May 23, 2011 / 10:35 PM / 9 years ago

Analysis: No review of U.S. law on Taiwan seen anytime soon

WASHINGTON (Reuters) - A top Chinese general says there is interest in Congress in overhauling U.S. policy on arming Taiwan but U.S. lawmakers appear highly unlikely to revise legislation at the core of Sino-U.S. tensions.

Chinese People's Liberation Army (PLA) Chief of General Staff Chen Bingde waves after his meeting with Nepalese President Ram Baran Yadav at the President's office in Kathmandu March 24, 2011. REUTERS/Navesh Chitrakar

Chinese General Chen Bingde, on a trip to the United States last week, said he had received assurances in private talks with lawmakers that some wanted to revise the 1979 Taiwan Relations Act, which obliges the United States to help the self-ruled island defend itself.

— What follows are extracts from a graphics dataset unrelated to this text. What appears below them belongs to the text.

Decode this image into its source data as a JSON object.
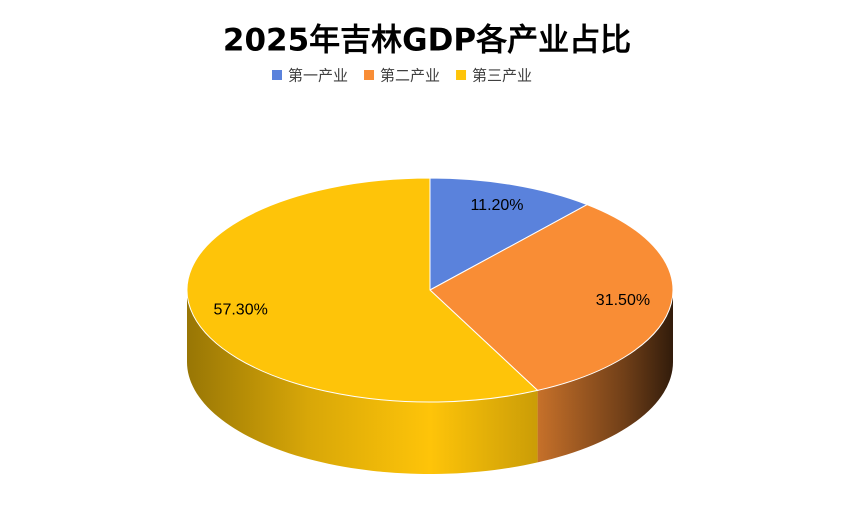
{
  "chart_data": {
    "type": "pie",
    "title": "2025年吉林GDP各产业占比",
    "categories": [
      "第一产业",
      "第二产业",
      "第三产业"
    ],
    "values": [
      11.2,
      31.5,
      57.3
    ],
    "value_labels": [
      "11.20%",
      "31.50%",
      "57.30%"
    ],
    "colors": [
      "#5a82dc",
      "#f98d35",
      "#fec409"
    ],
    "legend": "top"
  }
}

Representatives of the lawmakers, however, did not confirm Chen’s account and some denied they expressed interest in changing the act.

China claims Taiwan as an illegitimate breakaway province that must unify with the mainland and sees the Taiwan Relations Act as meddling in its internal affairs. It cut off military ties with the United States for most of 2010 over a U.S. arms sale to Taiwan worth up to $6.4 billion.

“Since I arrived in the United States, I’ve had the opportunity to talk to some members of the Congress and some of them told me that they also think it is time for the United States to review this legislation,” Chen, the chief of the general staff of the People’s Liberation Army, told reporters.

China’s embassy declined to say which lawmakers Chen met with but the talks appear to have been held at a breakfast meeting last Wednesday.

Members of Congress who Reuters learned were at the meeting either denied through their offices they gave such assurances to Chen or declined comment. Two sources suggested Chen was mistaken.

“No one at the breakfast suggested that Congress should review the Taiwan Relations Act, except for General Chen himself,” said one staffer who was at the meeting and spoke on condition of anonymity.

Another source said: “No member (of Congress) at the meeting said that.”


Checks by Reuters showed that Chen met last Wednesday with Senator Dianne Feinstein, head of the Senate Intelligence Committee; Senator Joseph Lieberman, head of the Homeland Security and Governmental Affairs Committee; and Senator Mark Kirk from Illinois.

Chen also met with Representatives Rick Larsen and Charles Boustany, the chairs of the Congressional U.S.-China Working Group.

Aides to Lieberman, Kirk and Larsen denied the lawmakers told Chen they wanted the United States to review the Taiwan Relations Act. Feinstein and Boustany’s offices declined comment.

Admiral Mike Mullen, chairman of the Joint Chiefs of Staff and Chen’s host last week, said he was not aware of any priority in Congress for reviewing the law.

The debate comes amid growing calls from some members of Congress and Taiwan for the Obama administration to again sell weapons to Taiwan. Taiwan’s President Ma Ying-jeou recently asked for Washington to provide new F-16s and diesel-powered submarines.

“The U.S. must help Taiwan level the playing field,” Ma said in a videoconference this month with the Washington, D.C.-based think-tank Center for Strategic and International Studies. “Negotiating with a giant like the Chinese mainland is not without its risk. The right leverage must be in place.”

Senator Richard Lugar, a Republican, wrote to Secretary of State Hillary Clinton in April warning of Taiwan’s flagging air combat capabilities. Representative Ileana Ros-Lehtinen, head of the House Foreign Affairs Committee, said at a hearing this month that Taiwan’s need for new fighter aircraft was “increasingly urgent.”

James Miller, a top Pentagon official, said at the hearing that the Defense Department was finalizing a long-awaited report on Taiwan arms sales that would be ready “very soon.”

Dean Cheng, of the Heritage Foundation, said he believed the Obama administration would like to avoid selling Taiwan weapons for as long as possible in order to safeguard ties with Beijing.

“But I think as President Ma’s recent speeches have indicated, you can’t do this (delay) much longer,” Cheng said.

“I think that the administration is going to have to act.”